The yellow school buses also stuck out to Verena, and the way schools are organized differs. Her school in Germany runs on a year-long system, and students stay in one class while the teachers rotate, the opposite of what happens here.

While her school work won’t count in Germany — she’ll rejoin her classmates to finish the school year when she gets home — she got a lot out of her school experience.

“Just being with people and being social and some things are never different no matter where you are, like talking to people and having friends. It’s just in a different language. People are still people.”

It’s the people that Verena goes back to time after time when asked about her experience in Canada.

“My friends are in my heart and my teachers.”

Verena volunteered at the cafe in the high school, where she met plenty of people.

She says the moment that she really realized she had acclimatized was when she had a routine in Canada.

“Once you realized you build a life, you realize you just go to school and you realize your friends there, you talk to your friends, smile at your friends, laugh at your friends and you have this life and it’s crazy.”

Her English has improved to the point where she is even dreaming in English, she says.

“I dreamed in Germany about being here and speaking English but that wasn’t the same,” she says.

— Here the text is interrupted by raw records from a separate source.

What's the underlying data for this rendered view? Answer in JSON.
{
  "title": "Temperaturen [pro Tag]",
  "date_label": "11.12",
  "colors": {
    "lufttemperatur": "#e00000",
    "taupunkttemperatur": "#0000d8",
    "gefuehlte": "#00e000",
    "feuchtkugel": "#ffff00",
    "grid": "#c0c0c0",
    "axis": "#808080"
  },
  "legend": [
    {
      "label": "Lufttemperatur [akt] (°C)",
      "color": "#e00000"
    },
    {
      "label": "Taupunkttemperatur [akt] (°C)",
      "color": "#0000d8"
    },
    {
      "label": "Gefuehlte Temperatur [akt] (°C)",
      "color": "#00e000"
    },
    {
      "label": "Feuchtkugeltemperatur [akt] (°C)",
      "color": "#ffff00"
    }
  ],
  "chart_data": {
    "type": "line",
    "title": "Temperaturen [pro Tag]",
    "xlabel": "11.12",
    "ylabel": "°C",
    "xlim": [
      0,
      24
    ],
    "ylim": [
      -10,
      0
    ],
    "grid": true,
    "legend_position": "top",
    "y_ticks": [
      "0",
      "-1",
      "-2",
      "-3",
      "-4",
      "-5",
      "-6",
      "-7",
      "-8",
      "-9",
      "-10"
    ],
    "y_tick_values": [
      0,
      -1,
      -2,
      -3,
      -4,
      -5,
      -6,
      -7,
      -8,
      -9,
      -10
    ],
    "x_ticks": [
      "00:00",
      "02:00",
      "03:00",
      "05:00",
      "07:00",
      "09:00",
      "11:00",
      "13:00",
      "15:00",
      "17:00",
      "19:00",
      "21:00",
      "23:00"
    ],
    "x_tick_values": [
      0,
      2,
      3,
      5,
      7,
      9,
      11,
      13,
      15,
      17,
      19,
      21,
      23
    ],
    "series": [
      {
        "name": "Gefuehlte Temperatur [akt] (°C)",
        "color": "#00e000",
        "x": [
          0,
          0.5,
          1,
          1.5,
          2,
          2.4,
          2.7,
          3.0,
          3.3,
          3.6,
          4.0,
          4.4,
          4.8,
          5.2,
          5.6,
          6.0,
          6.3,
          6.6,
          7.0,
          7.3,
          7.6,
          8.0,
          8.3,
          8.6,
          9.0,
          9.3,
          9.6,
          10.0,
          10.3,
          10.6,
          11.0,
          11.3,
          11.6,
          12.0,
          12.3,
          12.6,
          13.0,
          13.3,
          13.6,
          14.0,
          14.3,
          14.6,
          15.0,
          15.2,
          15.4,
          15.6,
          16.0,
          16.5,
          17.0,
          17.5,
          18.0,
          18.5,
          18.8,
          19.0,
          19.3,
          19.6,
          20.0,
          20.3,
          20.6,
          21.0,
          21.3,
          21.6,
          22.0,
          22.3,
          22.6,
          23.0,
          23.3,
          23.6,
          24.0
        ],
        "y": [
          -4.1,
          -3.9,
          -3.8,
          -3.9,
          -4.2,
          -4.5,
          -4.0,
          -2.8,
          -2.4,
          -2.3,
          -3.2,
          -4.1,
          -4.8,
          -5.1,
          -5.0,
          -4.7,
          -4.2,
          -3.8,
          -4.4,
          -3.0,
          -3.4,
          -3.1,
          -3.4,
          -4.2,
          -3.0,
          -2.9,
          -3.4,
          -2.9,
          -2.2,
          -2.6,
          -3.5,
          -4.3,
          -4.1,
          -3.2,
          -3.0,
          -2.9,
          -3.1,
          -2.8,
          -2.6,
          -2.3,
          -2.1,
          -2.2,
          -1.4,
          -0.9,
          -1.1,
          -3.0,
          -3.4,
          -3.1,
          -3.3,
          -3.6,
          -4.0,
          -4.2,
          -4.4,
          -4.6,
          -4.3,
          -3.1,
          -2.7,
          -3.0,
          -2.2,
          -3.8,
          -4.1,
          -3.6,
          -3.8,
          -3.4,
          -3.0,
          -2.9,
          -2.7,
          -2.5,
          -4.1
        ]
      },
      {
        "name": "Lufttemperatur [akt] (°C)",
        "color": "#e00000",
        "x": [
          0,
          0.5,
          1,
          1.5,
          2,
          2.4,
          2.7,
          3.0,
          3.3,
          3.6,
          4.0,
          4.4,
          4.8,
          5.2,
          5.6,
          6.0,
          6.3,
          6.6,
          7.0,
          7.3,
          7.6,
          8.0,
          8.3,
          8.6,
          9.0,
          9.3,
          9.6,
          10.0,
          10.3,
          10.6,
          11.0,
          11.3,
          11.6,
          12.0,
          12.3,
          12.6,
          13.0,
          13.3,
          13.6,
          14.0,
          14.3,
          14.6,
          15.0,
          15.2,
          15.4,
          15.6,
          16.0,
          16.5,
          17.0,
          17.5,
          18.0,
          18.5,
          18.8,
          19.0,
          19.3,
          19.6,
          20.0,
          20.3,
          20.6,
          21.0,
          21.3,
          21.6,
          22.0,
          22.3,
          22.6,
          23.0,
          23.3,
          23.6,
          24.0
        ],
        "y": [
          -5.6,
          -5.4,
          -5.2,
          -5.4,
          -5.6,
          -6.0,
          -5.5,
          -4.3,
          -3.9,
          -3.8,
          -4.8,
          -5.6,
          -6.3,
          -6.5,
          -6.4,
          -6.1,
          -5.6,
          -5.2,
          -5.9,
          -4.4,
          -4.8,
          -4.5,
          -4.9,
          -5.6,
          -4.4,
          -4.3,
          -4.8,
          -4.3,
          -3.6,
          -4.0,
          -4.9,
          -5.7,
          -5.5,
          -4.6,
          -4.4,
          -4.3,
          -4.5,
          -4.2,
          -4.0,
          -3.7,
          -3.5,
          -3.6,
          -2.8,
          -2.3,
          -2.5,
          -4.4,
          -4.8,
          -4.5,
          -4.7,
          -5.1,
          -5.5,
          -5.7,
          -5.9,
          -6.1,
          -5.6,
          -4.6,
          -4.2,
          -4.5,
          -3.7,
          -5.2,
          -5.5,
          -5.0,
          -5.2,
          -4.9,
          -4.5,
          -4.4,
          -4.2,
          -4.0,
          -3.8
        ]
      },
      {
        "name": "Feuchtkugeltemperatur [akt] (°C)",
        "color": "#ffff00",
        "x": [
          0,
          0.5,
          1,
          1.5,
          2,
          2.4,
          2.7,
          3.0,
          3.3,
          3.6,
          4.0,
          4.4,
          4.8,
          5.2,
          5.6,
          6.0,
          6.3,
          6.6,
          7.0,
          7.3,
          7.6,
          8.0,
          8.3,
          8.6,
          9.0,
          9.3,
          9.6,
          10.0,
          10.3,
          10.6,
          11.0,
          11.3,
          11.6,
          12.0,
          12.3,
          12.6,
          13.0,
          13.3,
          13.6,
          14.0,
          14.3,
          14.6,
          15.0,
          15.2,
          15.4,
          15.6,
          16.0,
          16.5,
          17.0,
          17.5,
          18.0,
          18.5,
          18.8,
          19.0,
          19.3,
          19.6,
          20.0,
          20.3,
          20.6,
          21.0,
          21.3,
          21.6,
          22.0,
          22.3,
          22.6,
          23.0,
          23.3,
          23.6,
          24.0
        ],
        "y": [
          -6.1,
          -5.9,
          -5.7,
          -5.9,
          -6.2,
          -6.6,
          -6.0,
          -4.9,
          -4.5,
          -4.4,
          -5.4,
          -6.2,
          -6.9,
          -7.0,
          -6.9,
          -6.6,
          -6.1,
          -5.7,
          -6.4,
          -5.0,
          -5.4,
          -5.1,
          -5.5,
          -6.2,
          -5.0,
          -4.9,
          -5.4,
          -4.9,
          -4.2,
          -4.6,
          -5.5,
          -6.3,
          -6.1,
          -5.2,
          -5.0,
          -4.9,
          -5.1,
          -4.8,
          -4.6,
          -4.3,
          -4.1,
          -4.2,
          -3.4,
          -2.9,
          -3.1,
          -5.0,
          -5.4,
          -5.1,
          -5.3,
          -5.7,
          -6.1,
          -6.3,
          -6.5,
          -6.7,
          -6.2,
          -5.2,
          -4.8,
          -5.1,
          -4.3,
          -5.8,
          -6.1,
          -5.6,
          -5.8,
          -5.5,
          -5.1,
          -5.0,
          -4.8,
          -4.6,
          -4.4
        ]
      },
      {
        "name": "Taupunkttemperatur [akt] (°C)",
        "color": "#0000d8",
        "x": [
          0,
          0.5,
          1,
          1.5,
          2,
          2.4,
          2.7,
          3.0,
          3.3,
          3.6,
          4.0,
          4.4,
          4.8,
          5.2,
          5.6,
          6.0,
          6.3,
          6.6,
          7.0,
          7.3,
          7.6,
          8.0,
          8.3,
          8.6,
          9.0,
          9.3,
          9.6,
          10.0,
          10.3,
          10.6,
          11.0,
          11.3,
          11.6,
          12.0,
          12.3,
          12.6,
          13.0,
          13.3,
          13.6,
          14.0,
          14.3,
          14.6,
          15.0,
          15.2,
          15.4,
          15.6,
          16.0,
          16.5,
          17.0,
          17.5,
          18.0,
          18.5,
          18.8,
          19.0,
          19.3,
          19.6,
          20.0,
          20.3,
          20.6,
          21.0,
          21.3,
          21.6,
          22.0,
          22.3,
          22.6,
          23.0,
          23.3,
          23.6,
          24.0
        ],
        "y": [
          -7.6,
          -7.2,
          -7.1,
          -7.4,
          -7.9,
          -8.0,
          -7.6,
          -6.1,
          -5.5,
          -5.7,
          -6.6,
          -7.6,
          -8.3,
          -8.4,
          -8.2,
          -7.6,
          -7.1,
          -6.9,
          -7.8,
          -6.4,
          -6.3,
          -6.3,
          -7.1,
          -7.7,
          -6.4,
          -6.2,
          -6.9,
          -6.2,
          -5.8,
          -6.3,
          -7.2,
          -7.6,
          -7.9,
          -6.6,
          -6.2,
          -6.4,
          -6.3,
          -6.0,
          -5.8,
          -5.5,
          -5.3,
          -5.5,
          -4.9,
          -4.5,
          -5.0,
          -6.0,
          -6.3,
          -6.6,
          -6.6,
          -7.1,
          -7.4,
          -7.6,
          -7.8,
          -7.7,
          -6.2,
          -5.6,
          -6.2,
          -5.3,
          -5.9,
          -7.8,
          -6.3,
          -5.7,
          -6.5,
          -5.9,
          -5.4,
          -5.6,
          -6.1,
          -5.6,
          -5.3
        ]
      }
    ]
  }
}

Verena hopes to become a dentist one day, or perhaps a teacher and while she was looking forward to going home, she says she’ll miss the friends she’s made here. She hopes to make it back to Canada in two years.

She’s being sent home with more than she can fit in a suitcase: a handmade blanket from her host mom, a sweater from one of her teachers and other souvenirs she’s picked up along the way.

Still it’s the experiences that have made it.

“You experience a lot, you experience so much, a different culture, a different country, different people, a different life.”

Her Canadian friends have given her the perfect thing to say when she talks to her German friends at home:

“People told me to tell people that I have a moose as a pet,” she says with a laugh. “I’m not going to do that.”